Learning from George Bush, who laid an egg at the start of his re-election year, the White House has avoided a buildup of the speech as the "defining moment" of the Clinton presidency. Yet Mr. Clinton would make a big mistake if he just stands pat. True enough, the Republicans have had to abandon the tactic of trying to use a government shutdown or the threat of default as leverage to force the president to accept their version of a balanced budget in seven years. But while Mr. Clinton has outmaneuvered his opponents recently, the public has a right to expect something more substantive.
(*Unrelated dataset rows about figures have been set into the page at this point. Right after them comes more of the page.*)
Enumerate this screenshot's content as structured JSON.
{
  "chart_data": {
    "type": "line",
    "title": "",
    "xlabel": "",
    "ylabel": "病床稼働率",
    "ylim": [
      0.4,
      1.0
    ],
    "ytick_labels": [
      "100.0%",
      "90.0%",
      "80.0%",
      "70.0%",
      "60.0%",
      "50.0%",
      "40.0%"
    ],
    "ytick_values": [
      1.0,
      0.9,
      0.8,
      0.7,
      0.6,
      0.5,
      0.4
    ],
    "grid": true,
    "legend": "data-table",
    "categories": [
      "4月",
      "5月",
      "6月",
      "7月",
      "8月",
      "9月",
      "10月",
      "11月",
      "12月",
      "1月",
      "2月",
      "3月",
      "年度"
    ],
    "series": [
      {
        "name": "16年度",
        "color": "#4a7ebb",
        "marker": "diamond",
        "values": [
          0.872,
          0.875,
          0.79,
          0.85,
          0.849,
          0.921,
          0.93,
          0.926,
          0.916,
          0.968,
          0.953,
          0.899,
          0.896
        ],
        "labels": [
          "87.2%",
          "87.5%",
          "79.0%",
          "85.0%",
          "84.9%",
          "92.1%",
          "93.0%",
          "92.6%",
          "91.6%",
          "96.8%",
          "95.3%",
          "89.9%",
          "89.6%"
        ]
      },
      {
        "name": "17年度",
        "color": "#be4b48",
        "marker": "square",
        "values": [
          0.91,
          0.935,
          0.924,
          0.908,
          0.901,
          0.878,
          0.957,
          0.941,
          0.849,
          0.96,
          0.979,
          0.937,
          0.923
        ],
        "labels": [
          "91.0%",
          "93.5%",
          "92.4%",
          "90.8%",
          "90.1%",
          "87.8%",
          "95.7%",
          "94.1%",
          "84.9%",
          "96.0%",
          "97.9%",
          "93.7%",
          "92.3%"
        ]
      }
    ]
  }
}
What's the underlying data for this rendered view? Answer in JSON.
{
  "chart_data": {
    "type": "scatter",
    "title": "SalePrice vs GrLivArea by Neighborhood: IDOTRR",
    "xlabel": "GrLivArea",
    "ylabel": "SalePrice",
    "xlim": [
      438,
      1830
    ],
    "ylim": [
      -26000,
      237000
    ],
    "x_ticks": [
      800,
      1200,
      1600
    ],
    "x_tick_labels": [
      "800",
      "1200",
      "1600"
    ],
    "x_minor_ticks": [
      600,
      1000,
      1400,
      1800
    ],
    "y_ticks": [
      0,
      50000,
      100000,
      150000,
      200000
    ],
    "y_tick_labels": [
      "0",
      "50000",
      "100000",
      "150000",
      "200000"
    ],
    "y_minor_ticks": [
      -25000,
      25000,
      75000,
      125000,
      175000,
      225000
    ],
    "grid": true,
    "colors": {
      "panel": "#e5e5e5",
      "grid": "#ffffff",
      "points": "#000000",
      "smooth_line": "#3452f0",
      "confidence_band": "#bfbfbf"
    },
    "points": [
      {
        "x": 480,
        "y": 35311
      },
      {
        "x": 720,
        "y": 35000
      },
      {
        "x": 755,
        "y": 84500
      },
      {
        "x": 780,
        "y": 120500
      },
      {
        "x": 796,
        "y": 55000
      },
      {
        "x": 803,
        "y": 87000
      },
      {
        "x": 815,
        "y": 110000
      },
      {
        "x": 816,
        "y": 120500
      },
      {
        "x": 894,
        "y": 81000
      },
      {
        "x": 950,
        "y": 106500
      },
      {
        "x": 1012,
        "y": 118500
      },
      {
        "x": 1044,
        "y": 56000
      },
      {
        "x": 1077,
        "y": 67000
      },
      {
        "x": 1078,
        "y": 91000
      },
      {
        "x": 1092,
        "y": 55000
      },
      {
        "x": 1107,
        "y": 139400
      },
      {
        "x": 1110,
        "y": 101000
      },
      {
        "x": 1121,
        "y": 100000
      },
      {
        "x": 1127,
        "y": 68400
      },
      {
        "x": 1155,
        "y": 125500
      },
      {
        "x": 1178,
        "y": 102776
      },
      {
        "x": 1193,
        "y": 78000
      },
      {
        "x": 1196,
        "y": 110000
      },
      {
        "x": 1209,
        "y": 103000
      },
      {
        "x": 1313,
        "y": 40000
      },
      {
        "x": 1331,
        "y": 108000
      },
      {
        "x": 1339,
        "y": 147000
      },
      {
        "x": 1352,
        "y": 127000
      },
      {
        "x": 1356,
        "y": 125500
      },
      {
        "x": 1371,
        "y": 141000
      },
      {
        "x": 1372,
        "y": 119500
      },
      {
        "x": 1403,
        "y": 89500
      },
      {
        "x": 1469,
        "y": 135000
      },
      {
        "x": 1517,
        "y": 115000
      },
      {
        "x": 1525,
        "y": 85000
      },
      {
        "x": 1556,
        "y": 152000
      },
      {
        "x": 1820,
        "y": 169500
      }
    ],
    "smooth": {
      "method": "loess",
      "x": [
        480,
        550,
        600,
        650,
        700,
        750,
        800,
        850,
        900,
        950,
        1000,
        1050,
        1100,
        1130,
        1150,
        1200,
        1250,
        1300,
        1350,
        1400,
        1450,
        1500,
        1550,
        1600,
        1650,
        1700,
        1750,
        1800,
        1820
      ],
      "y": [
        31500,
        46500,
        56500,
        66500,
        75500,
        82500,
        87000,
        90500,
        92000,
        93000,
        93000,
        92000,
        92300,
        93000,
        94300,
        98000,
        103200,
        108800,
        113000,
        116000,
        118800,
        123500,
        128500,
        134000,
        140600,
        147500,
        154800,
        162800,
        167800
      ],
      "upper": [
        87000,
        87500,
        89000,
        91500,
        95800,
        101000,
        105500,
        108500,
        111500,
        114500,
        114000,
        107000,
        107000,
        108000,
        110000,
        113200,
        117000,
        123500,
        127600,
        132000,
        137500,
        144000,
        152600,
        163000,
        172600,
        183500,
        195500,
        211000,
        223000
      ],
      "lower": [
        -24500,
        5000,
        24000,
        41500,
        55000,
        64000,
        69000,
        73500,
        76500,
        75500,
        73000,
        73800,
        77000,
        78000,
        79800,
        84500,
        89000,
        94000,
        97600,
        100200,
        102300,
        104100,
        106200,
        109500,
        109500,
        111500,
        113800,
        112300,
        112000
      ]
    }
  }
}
So what can he do -- what should he do -- and still deliver his Democrats, when the rollcall sounds? He can give a little on Medicare numbers without surrendering ground on how the system should operate. He can accept a cap on Medicaid entitlements as long as they remain entitlements. And on taxes, he can make a grand offer on reducing capital gains rates (the nub GOP objective) while still resisting huge and irresponsible income tax cuts.
The above suggestions are strictly illustrative. They will be repugnant to Democratic liberals who think Mr. Clinton has already made too many concessions and insufficient to zealous House Republicans who consider compromise an alien concept.
Political operatives in both parties see partisan advantage in no budget agreement. If they prevail, what then? A series of continuing resolutions keeping the government limping along at reduced levels until the current fiscal year ends in October. An impasse on the meritorious GOP effort to bring runaway government entitlements under control. A breakdown in meaningful consideration of a fiscal 1997 budget. A negative judgment in the financial markets on the ability of Washington to manage current operations and long-term debt.
President Clinton on Tuesday night does indeed have a chance to render the first Republican-controlled Congress in 40 years a "do-nothing Congress." But having cast himself as defender of the status quo, he also could wind being taunted as a "do-nothing president." The American public deserves better.